ROBERT PIERCE
• Leader & Times
Many restaurants throughout the world offer wine to go with meals, and for some, getting the right wine with the right food is an absolute necessity.
Vanessa Keating said it is more than a necessity, and there is a lot to pairing wine with food, so much so that there is actually a science to it.
“It all depends on the senses and the body from the nose in the olfactory role to the taste and even the visual of it,” she said. “When your eyes see the color blue, they automatically see calm. It’s the same thing with wine before you actually taste it.”
Now living in Southwest Kansas, Keating, a graduate of Washington State University’s viticulture and enology program, hosted a wine pairing workshop last Friday at Liberal’s Baker Arts Center.
While wine making and pairing may not be a big deal in this part of the Sunflower State, Keating said there is a huge viticulture for the industry in Washington state and California.
“There’s big farming for it,” she said. “They have learned with certain soils. That’s where it all starts. They get different grapes and what thrives in certain soils and different temperatures and climates in what will be produced there. In coastal regions, chardonnay is great.”
Keating grew up in the state of Washington, and with much of the land dedicated to vineyards, she built a love for science, technology, engineering and math, in particular chemistry, where she began her degree at WSU.
“I absolutely loved that,” she said.
Soon, though, Keating learned of wine science, and her academic life took a slight detour.
“It goes down from when you plant to when you’re going to pick,” she said. “Then you have to do all the viticulture process and the wine making process. That’s where all the fun stuff happens. You really can get creative with it. You can start mixing in there if you want. It’s chemistry based.”
Along with viticulture, enology makes up part of a degree program at WSU.
“Enology is the wine making part of it,” Keating said. “It’s a four-year program, and each semester, you do different stages of the wine making process.”
The wine pairing portion of the curriculum, Keating said, happens in the final two semesters of the program.
“We actually go to a winery with the class,” she said. “You learn how to pair, and you do a lot of sensory classes. That’s when you figure out this goes well with the nose. That’s when you find out about the olfactory and the five regions on the tongue and what targets each part of the tongue.”
With little knowledge of the program initially, Keating said her professor got her attention when asked if she would like to study wine science.

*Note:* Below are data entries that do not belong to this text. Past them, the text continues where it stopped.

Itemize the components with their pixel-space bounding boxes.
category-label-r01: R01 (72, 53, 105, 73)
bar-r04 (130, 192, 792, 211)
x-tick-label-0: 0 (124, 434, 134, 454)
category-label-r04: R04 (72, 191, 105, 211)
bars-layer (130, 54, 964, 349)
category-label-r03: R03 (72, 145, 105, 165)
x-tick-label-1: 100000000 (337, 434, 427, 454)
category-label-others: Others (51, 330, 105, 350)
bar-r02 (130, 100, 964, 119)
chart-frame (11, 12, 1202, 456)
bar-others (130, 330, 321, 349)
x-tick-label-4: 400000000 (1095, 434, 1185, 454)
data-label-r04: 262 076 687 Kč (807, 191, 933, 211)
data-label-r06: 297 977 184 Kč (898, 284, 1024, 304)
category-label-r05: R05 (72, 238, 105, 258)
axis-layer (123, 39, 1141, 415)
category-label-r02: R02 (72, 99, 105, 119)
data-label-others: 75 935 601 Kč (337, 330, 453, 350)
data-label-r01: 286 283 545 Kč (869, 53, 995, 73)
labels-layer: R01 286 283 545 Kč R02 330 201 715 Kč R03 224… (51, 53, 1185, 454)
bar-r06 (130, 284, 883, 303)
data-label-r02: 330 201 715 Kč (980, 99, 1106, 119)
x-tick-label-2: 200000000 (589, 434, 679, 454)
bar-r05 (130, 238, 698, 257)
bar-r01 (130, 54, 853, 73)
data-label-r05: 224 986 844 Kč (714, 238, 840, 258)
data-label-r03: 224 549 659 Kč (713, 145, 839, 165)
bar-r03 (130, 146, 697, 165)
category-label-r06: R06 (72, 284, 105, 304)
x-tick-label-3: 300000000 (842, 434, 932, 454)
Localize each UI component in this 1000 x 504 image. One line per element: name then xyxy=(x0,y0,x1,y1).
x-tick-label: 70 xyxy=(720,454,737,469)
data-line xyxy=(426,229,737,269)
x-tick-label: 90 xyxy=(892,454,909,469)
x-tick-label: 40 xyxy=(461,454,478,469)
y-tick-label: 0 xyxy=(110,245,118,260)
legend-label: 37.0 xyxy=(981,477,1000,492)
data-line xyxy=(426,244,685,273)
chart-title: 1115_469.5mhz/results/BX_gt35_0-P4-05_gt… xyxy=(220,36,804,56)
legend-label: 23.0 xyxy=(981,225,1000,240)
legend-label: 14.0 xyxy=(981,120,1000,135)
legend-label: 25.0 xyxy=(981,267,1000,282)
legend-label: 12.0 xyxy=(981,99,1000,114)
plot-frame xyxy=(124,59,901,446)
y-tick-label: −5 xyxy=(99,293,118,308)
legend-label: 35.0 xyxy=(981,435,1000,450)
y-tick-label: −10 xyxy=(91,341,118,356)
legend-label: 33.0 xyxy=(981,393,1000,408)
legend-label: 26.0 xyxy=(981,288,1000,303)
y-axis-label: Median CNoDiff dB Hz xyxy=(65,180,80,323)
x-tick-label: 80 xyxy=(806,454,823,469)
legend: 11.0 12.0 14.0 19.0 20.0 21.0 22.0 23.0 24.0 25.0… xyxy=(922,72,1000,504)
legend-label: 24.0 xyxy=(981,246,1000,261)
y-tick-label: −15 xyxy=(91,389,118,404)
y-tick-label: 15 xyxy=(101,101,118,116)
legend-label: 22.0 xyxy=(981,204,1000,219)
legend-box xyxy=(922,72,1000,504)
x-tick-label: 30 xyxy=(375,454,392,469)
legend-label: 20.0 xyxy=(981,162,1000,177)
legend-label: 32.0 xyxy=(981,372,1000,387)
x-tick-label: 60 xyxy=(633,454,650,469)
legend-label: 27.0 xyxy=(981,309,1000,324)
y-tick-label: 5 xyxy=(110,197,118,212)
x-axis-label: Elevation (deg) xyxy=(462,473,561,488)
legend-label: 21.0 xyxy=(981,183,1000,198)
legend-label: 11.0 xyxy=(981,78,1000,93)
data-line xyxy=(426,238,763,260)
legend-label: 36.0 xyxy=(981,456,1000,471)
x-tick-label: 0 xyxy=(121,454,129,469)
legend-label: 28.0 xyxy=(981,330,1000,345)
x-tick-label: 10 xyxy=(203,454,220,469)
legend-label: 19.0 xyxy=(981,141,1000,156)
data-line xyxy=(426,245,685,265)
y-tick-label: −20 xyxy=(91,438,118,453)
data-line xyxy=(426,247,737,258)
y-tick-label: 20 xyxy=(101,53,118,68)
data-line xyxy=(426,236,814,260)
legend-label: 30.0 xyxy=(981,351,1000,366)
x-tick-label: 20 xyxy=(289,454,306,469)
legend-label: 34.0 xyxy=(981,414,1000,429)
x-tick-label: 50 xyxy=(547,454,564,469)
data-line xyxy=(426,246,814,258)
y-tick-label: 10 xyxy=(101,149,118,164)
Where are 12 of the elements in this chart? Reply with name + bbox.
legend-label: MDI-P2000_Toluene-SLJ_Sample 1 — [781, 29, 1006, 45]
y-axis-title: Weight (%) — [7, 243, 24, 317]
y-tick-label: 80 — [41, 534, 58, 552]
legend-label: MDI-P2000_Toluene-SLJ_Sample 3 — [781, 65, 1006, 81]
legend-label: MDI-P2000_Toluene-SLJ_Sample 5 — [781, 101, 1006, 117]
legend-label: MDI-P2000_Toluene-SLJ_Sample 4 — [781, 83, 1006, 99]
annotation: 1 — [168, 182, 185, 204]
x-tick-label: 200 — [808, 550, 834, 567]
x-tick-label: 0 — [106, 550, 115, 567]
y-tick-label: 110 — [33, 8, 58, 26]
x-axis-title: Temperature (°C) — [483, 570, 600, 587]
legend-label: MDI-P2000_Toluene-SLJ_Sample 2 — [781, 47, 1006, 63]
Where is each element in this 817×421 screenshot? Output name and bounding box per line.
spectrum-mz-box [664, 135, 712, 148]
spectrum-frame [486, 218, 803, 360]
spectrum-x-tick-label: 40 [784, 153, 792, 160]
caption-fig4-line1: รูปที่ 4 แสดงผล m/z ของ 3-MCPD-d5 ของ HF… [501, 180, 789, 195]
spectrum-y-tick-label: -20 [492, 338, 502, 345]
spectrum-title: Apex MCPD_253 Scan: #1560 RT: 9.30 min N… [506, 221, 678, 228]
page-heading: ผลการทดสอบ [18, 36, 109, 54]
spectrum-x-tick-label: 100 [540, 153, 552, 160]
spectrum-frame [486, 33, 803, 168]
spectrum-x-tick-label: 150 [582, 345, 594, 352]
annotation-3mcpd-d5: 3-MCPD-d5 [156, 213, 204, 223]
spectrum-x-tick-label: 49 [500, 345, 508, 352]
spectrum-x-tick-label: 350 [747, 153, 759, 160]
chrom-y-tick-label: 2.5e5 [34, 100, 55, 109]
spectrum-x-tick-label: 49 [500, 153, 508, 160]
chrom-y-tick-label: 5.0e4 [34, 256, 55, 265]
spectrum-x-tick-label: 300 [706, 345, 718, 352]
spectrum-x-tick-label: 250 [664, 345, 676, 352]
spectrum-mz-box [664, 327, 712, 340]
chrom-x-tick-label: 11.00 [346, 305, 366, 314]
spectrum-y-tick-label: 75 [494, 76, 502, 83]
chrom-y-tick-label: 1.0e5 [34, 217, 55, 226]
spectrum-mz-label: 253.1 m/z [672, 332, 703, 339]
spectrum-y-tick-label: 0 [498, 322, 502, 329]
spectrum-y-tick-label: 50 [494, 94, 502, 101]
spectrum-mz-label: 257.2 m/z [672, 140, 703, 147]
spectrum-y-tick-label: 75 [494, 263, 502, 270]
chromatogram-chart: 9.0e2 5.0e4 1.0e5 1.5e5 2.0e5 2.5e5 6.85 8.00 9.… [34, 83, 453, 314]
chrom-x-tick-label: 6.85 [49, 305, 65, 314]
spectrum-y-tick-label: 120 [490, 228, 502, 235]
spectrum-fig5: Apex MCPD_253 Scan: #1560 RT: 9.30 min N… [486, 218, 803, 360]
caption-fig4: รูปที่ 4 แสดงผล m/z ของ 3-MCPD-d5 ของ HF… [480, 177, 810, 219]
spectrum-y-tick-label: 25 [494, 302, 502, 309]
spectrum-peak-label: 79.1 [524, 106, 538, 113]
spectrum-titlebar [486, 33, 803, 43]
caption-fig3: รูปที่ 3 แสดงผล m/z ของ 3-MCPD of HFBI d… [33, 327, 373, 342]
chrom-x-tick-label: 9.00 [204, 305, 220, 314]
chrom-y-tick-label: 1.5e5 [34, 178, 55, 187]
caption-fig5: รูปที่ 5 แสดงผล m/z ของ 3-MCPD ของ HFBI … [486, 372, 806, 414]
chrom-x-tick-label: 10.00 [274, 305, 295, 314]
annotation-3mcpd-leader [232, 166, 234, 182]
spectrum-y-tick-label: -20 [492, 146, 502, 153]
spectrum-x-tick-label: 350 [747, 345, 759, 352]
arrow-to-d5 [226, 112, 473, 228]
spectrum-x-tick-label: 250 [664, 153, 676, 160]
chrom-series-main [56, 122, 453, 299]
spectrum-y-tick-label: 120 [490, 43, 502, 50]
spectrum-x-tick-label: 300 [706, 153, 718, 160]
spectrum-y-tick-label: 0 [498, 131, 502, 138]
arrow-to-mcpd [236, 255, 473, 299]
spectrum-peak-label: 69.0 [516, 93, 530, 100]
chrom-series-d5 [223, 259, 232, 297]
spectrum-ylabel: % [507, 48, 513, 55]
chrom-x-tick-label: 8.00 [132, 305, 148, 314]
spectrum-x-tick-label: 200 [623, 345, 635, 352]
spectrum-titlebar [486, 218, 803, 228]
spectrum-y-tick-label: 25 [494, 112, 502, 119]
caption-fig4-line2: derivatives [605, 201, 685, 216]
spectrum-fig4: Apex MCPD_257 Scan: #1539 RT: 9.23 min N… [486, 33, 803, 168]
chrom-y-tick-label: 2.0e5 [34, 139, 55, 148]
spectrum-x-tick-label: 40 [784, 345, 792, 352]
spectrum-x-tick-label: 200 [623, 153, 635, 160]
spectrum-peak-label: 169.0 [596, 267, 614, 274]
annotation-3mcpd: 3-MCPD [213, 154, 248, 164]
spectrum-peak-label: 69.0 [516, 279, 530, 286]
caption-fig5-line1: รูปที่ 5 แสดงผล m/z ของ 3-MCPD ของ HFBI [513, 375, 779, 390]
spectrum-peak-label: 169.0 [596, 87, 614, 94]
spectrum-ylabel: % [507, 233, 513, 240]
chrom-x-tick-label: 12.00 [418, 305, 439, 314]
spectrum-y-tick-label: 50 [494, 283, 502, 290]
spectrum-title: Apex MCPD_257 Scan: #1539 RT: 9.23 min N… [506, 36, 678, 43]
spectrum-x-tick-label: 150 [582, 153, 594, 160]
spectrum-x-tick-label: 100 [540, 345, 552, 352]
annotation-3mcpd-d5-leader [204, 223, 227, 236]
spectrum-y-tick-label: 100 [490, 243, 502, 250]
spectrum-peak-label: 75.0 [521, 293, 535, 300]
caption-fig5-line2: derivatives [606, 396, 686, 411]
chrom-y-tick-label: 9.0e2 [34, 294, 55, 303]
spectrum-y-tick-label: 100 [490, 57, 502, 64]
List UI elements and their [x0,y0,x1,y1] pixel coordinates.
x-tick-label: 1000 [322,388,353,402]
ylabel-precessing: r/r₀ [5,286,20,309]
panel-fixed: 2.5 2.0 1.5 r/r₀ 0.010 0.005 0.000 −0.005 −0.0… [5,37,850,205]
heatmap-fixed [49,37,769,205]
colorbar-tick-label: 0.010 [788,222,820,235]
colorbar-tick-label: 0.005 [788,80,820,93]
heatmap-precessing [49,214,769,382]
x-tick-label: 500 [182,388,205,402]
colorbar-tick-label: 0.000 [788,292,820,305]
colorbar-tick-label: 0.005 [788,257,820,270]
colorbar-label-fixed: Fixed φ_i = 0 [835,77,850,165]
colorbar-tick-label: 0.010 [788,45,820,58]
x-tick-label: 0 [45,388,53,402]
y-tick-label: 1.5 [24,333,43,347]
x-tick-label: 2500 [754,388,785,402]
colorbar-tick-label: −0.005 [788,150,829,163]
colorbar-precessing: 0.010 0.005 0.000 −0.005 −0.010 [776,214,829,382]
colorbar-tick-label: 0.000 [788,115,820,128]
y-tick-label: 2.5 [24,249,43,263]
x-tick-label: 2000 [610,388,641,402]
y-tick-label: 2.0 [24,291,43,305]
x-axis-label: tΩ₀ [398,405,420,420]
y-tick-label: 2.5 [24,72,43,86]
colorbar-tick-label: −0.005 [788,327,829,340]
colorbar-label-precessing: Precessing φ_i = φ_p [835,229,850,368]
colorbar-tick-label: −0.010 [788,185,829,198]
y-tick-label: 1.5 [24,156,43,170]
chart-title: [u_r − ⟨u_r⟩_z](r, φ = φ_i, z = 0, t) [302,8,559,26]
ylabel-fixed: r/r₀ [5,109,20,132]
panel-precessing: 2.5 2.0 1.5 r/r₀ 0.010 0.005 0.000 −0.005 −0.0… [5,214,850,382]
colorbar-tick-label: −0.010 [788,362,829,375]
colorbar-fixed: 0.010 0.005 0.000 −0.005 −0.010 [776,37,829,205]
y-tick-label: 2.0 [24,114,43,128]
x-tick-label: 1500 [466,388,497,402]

“I said, ‘What do you mean? We’re just going to school to drink wine?’” she said.
It did not take long for Keating to get on board with the program, however.
“I said, ‘Alright, let’s do it. It’s another degree for me, so I might as well try it,’” she said. “I fell in love with it.”
Keating said her goal with the Baker workshop was to get participants to open their eyes on different ways to open up the pallets in their mouths.
“Once you take a sip of one thing, some people don’t even like wine, and they think it’s very tart,” she said. “It can be too sweet, and it tastes like alcohol. They don’t like it.”
However, Keating said pairing certain wines with certain foods will help a person see and taste the flavors in the wine.
“It’s not just a wine grape you’re tasting,” she said. “You’re tasting blackberry, grapefruit, oak, smoke in there. None of that is added into the wine. It’s just the wine grapes. It’s how it’s all processed in fermentation.”
Though pairing the right food with the right wine may seem trivial to some, Keating said it is quite important.
“Wine has been around forever, and if you go to certain countries, it’s a big part of their culture,” she said.
After she finished her degree at WSU, Keating continued her work in wine by interning and working for the Prosser, Wash.-based 14 Hands Winery and for what is considered the primary winery in the state of Washington – Chateau Ste. Michelle Winery.
“They’re the top umbrella of everyone, and that was just a huge honor to be in there with them,” she said. “It’s the best of the best of all the wineries.”
From the moment she saw what wine making was all about, Keating said her work with in the industry was non-stop.
“They encouraged to go and find internships and view the bottling process, cellar work, cleaning out cases,” she said.
Living in Washington state, Keating said she wanted to be a winemaker, but after she met her husband, she moved with him to Southwest Kansas.
The weather in Kansas is one of a mostly dry side in Western Kansas, while Eastern Kansas tends to see more moisture. Keating said the state of Washington has a similar pattern.
“Washington state has the very rainy side of it, which is the West Coast, and on the other side, it’s dry as can be, but you still have rainfall enough that the farmers are able to still have crops,” she said.